The lead time demand for bathing suits is governed by the discrete random variable shown in Table 11. The company sells an average of $10,400$ suits per year. The cost of placing an order for bathing suits is $30$, and the cost of holding one bathing suit in inventory for a year is $3$. The stockout cost is $3$ per bathing suit. Use marginal analysis to determine the reorder point.
My thought: The key point here is the lead time demand $r$ is discrete, so we cannot apply the usual formula $P(X\geq r) = \frac{hq^{*}}{c_BE(D)} = \frac{3*456}{3*10400}$. So, we have to do it by considering the overstock and understock case, even when we don't know the cost of $1$ bathing suit:
If $d\leq q$, then the system is overstock with $c(d,q) = 30 + 3(q-d)$. Thus, $c_0=3$.

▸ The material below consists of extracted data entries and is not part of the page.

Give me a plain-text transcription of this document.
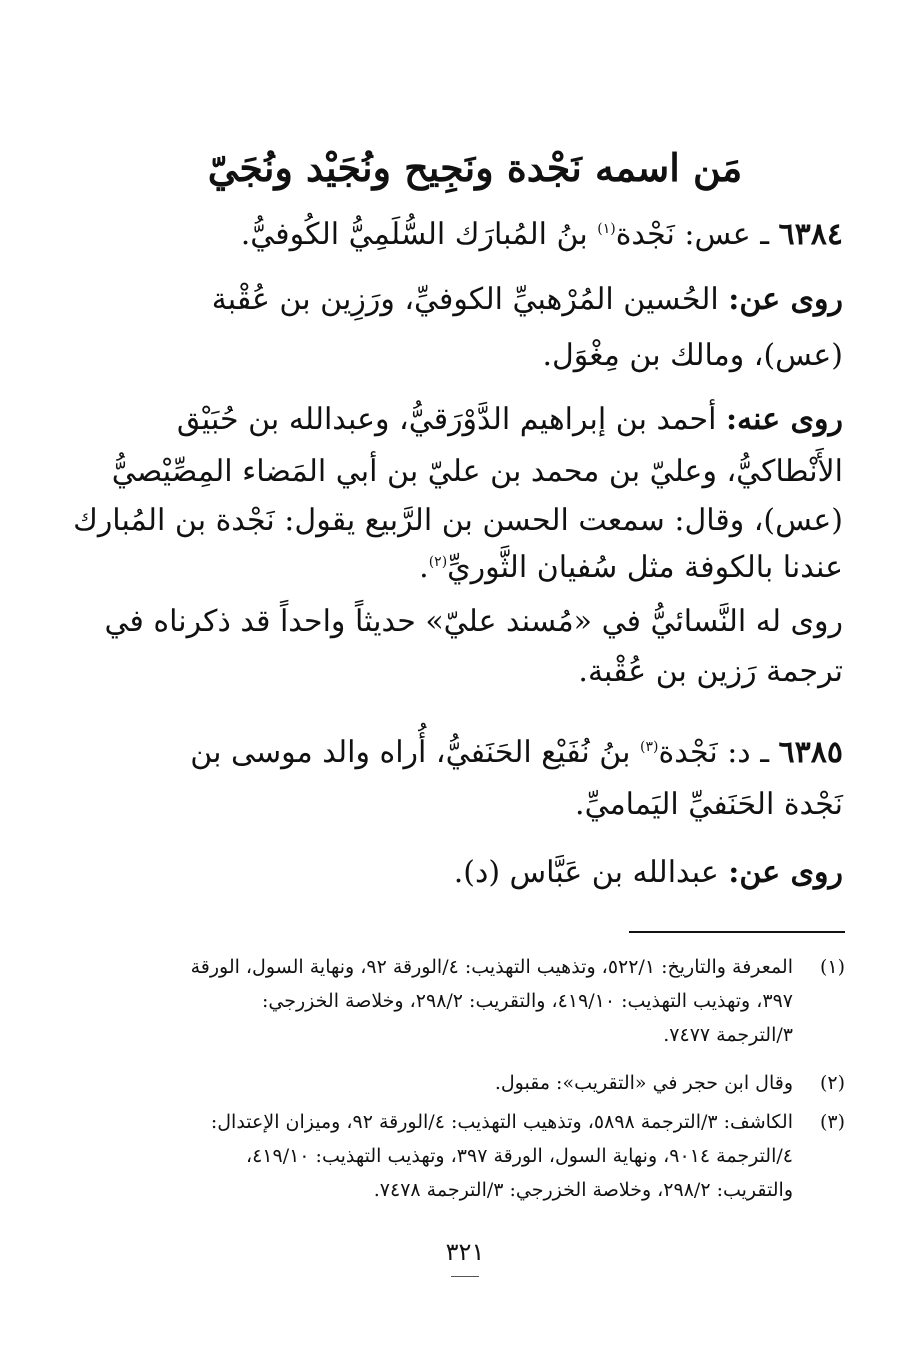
مَن اسمه نَجْدة ونَجِيح ونُجَيْد ونُجَيّ
٦٣٨٤ ـ عس: نَجْدة$^{(١)}$ بنُ المُبارَك السُّلَمِيُّ الكُوفيُّ.
روى عن: الحُسين المُرْهبيِّ الكوفيِّ، ورَزِين بن عُقْبة
(عس)، ومالك بن مِغْوَل.
روى عنه: أحمد بن إبراهيم الدَّوْرَقيُّ، وعبدالله بن حُبَيْق
الأَنْطاكيُّ، وعليّ بن محمد بن عليّ بن أبي المَضاء المِصِّيْصيُّ
(عس)، وقال: سمعت الحسن بن الرَّبيع يقول: نَجْدة بن المُبارك
عندنا بالكوفة مثل سُفيان الثَّوريِّ$^{(٢)}$.
روى له النَّسائيُّ في «مُسند عليّ» حديثاً واحداً قد ذكرناه في
ترجمة رَزين بن عُقْبة.
٦٣٨٥ ـ د: نَجْدة$^{(٣)}$ بنُ نُفَيْع الحَنَفيُّ، أُراه والد موسى بن
نَجْدة الحَنَفيِّ اليَماميِّ.
روى عن: عبدالله بن عَبَّاس (د).
(١)
المعرفة والتاريخ: ٥٢٢/١، وتذهيب التهذيب: ٤/الورقة ٩٢، ونهاية السول، الورقة
٣٩٧، وتهذيب التهذيب: ٤١٩/١٠، والتقريب: ٢٩٨/٢، وخلاصة الخزرجي:
٣/الترجمة ٧٤٧٧.
(٢)
وقال ابن حجر في «التقريب»: مقبول.
(٣)
الكاشف: ٣/الترجمة ٥٨٩٨، وتذهيب التهذيب: ٤/الورقة ٩٢، وميزان الإعتدال:
٤/الترجمة ٩٠١٤، ونهاية السول، الورقة ٣٩٧، وتهذيب التهذيب: ٤١٩/١٠،
والتقريب: ٢٩٨/٢، وخلاصة الخزرجي: ٣/الترجمة ٧٤٧٨.
٣٢١
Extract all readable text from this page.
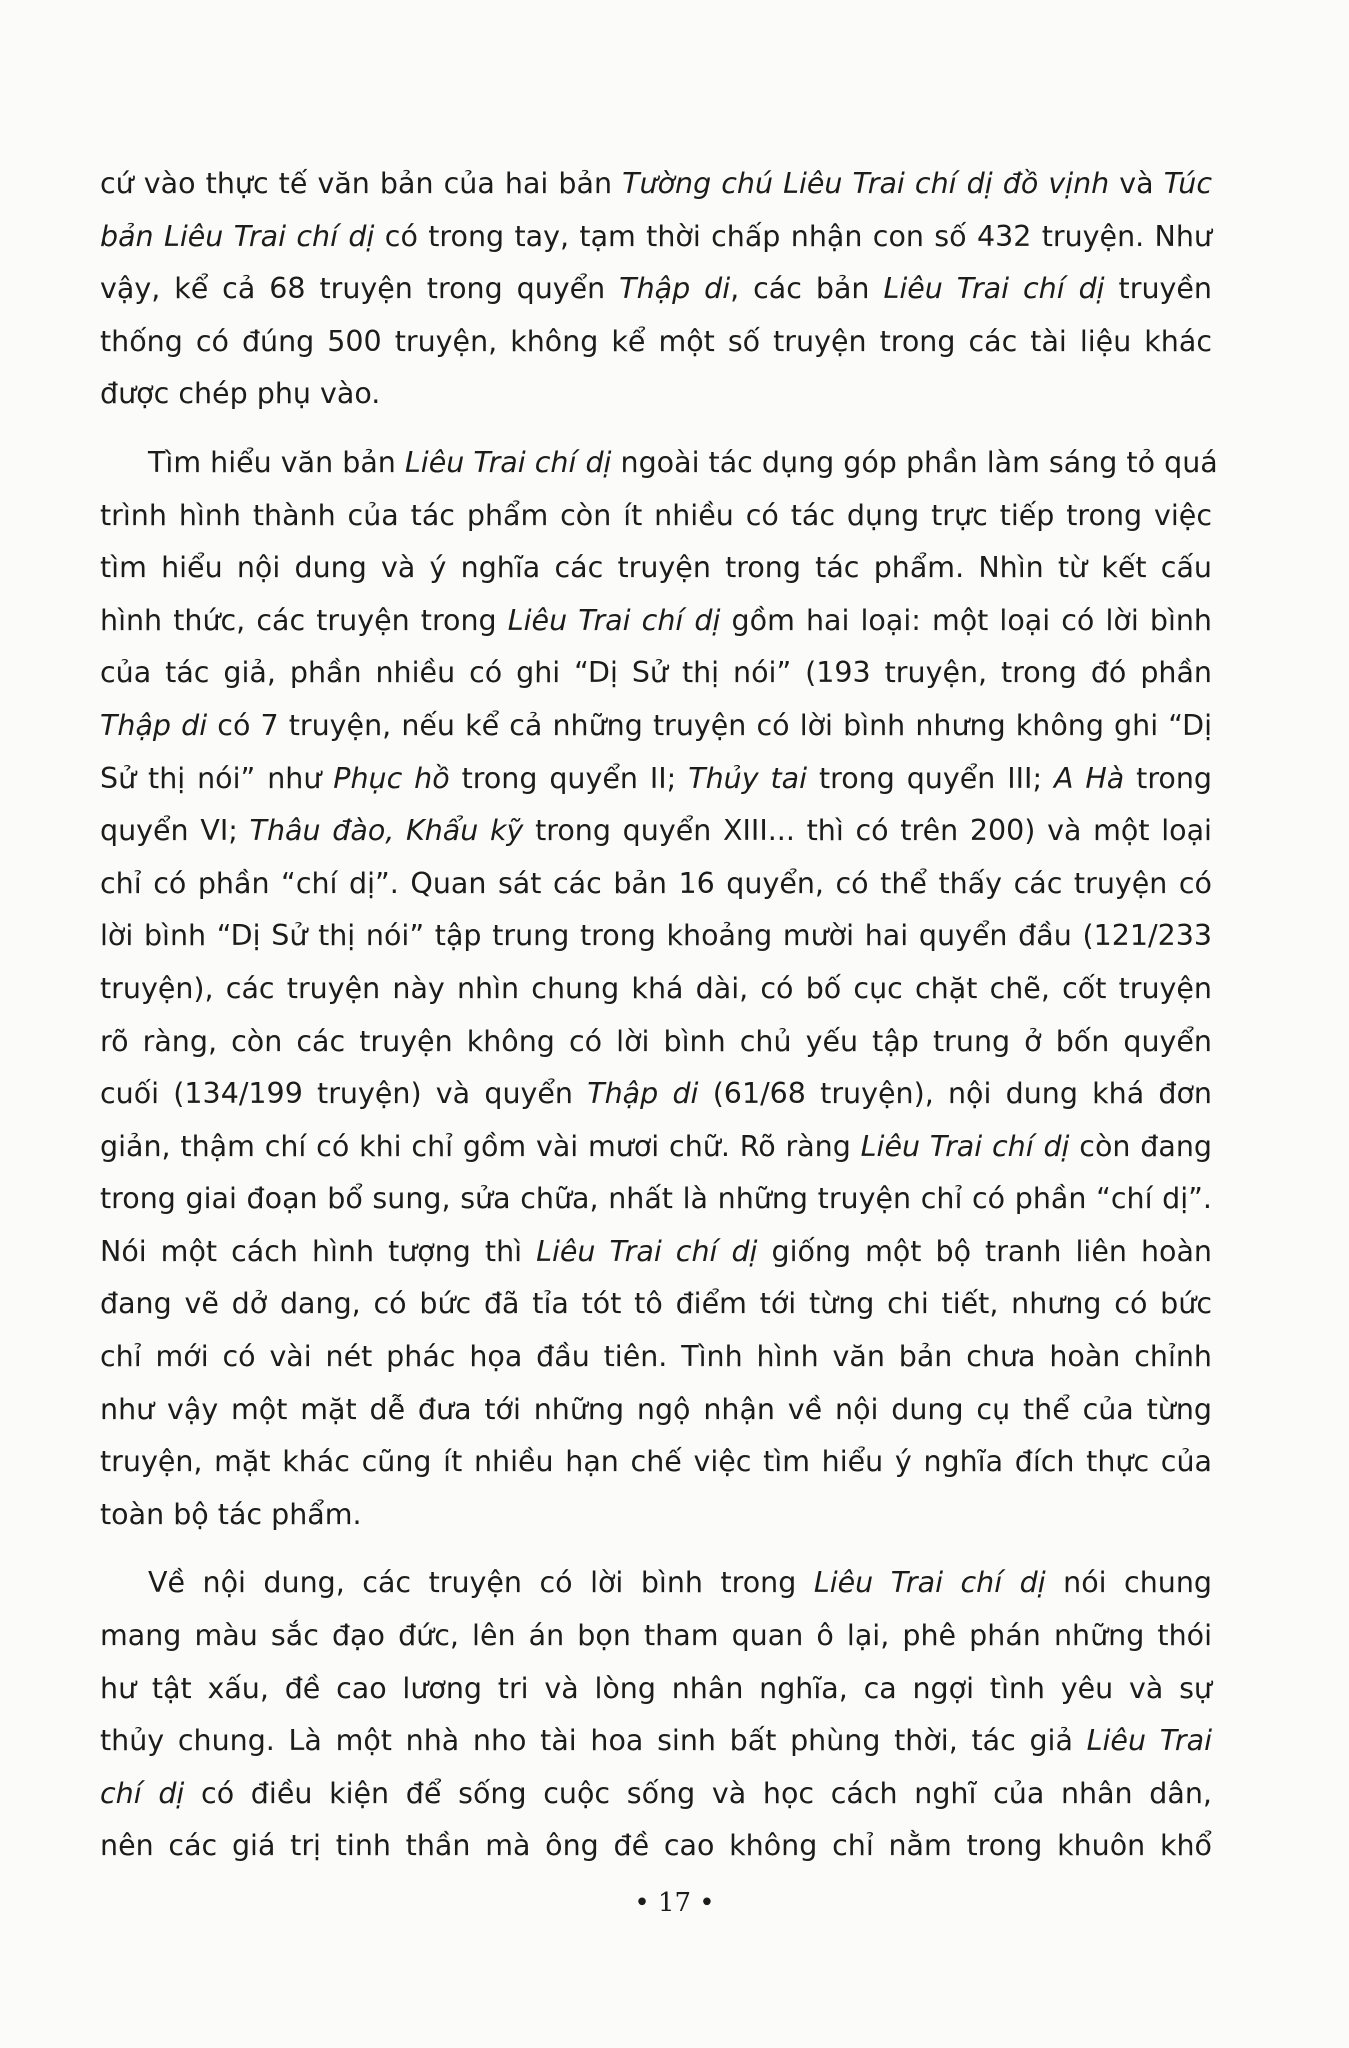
cứ vào thực tế văn bản của hai bản Tường chú Liêu Trai chí dị đồ vịnh và Túc
bản Liêu Trai chí dị có trong tay, tạm thời chấp nhận con số 432 truyện. Như
vậy, kể cả 68 truyện trong quyển Thập di, các bản Liêu Trai chí dị truyền
thống có đúng 500 truyện, không kể một số truyện trong các tài liệu khác
được chép phụ vào.
Tìm hiểu văn bản Liêu Trai chí dị ngoài tác dụng góp phần làm sáng tỏ quá
trình hình thành của tác phẩm còn ít nhiều có tác dụng trực tiếp trong việc
tìm hiểu nội dung và ý nghĩa các truyện trong tác phẩm. Nhìn từ kết cấu
hình thức, các truyện trong Liêu Trai chí dị gồm hai loại: một loại có lời bình
của tác giả, phần nhiều có ghi “Dị Sử thị nói” (193 truyện, trong đó phần
Thập di có 7 truyện, nếu kể cả những truyện có lời bình nhưng không ghi “Dị
Sử thị nói” như Phục hồ trong quyển II; Thủy tai trong quyển III; A Hà trong
quyển VI; Thâu đào, Khẩu kỹ trong quyển XIII... thì có trên 200) và một loại
chỉ có phần “chí dị”. Quan sát các bản 16 quyển, có thể thấy các truyện có
lời bình “Dị Sử thị nói” tập trung trong khoảng mười hai quyển đầu (121/233
truyện), các truyện này nhìn chung khá dài, có bố cục chặt chẽ, cốt truyện
rõ ràng, còn các truyện không có lời bình chủ yếu tập trung ở bốn quyển
cuối (134/199 truyện) và quyển Thập di (61/68 truyện), nội dung khá đơn
giản, thậm chí có khi chỉ gồm vài mươi chữ. Rõ ràng Liêu Trai chí dị còn đang
trong giai đoạn bổ sung, sửa chữa, nhất là những truyện chỉ có phần “chí dị”.
Nói một cách hình tượng thì Liêu Trai chí dị giống một bộ tranh liên hoàn
đang vẽ dở dang, có bức đã tỉa tót tô điểm tới từng chi tiết, nhưng có bức
chỉ mới có vài nét phác họa đầu tiên. Tình hình văn bản chưa hoàn chỉnh
như vậy một mặt dễ đưa tới những ngộ nhận về nội dung cụ thể của từng
truyện, mặt khác cũng ít nhiều hạn chế việc tìm hiểu ý nghĩa đích thực của
toàn bộ tác phẩm.
Về nội dung, các truyện có lời bình trong Liêu Trai chí dị nói chung
mang màu sắc đạo đức, lên án bọn tham quan ô lại, phê phán những thói
hư tật xấu, đề cao lương tri và lòng nhân nghĩa, ca ngợi tình yêu và sự
thủy chung. Là một nhà nho tài hoa sinh bất phùng thời, tác giả Liêu Trai
chí dị có điều kiện để sống cuộc sống và học cách nghĩ của nhân dân,
nên các giá trị tinh thần mà ông đề cao không chỉ nằm trong khuôn khổ
• 17 •
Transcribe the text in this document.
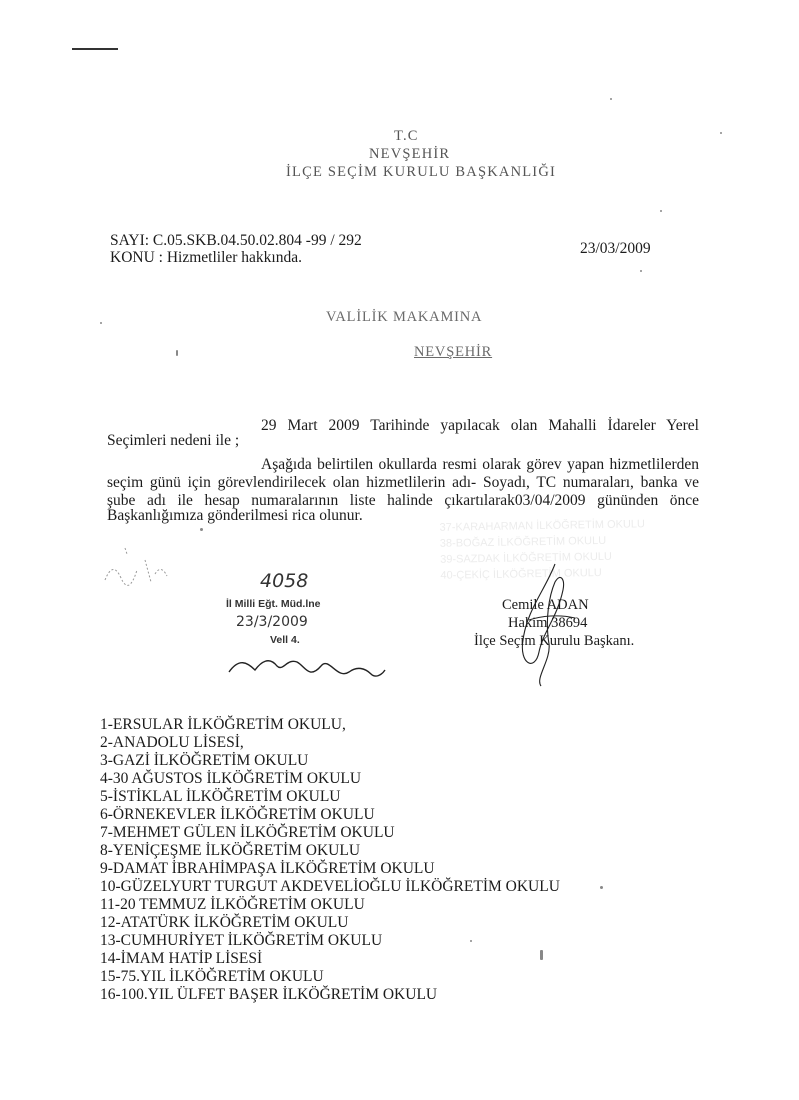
37-KARAHARMAN İLKÖĞRETİM OKULU
38-BOĞAZ İLKÖĞRETİM OKULU
39-SAZDAK İLKÖĞRETİM OKULU
40-ÇEKİÇ İLKÖĞRETİM OKULU
T.C
NEVŞEHİR
İLÇE SEÇİM KURULU BAŞKANLIĞI
SAYI: C.05.SKB.04.50.02.804 -99 / 292
KONU : Hizmetliler hakkında.
23/03/2009
VALİLİK MAKAMINA
NEVŞEHİR
29 Mart 2009 Tarihinde yapılacak olan Mahalli İdareler Yerel
Seçimleri nedeni ile ;
Aşağıda belirtilen okullarda resmi olarak görev yapan hizmetlilerden
seçim günü için görevlendirilecek olan hizmetlilerin adı- Soyadı, TC numaraları, banka ve
şube adı ile hesap numaralarının liste halinde çıkartılarak03/04/2009 gününden önce
Başkanlığımıza gönderilmesi rica olunur.
4058
İl Milli Eğt. Müd.lne
23/3/2009
Vell 4.
Cemile ADAN
Hakim 38694
İlçe Seçim Kurulu Başkanı.
1-ERSULAR İLKÖĞRETİM OKULU,
2-ANADOLU LİSESİ,
3-GAZİ İLKÖĞRETİM OKULU
4-30 AĞUSTOS İLKÖĞRETİM OKULU
5-İSTİKLAL İLKÖĞRETİM OKULU
6-ÖRNEKEVLER İLKÖĞRETİM OKULU
7-MEHMET GÜLEN İLKÖĞRETİM OKULU
8-YENİÇEŞME İLKÖĞRETİM OKULU
9-DAMAT İBRAHİMPAŞA İLKÖĞRETİM OKULU
10-GÜZELYURT TURGUT AKDEVELİOĞLU İLKÖĞRETİM OKULU
11-20 TEMMUZ İLKÖĞRETİM OKULU
12-ATATÜRK İLKÖĞRETİM OKULU
13-CUMHURİYET İLKÖĞRETİM OKULU
14-İMAM HATİP LİSESİ
15-75.YIL İLKÖĞRETİM OKULU
16-100.YIL ÜLFET BAŞER İLKÖĞRETİM OKULU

If $d\geq q$, then the system is understock with $c(d,q) = 3(d-q) + 30$. Thus, $c_u=3$.
Therefore, the reorder point $r$ must satisfy: $P(X\leq r) = \frac{3}{3+3} = \frac{1}{2}$. By looking at the table above, $r = \fbox{$190$}$ is the best choice to keep the current service level of $50\%$ and cover the lead time demand.
My question: Is my solution above correct? Or it does not make sense at all, because I would need to factor in the cost of a bathing suit, which affects the values of $c_0$ and $c_u$? Please help with some thought.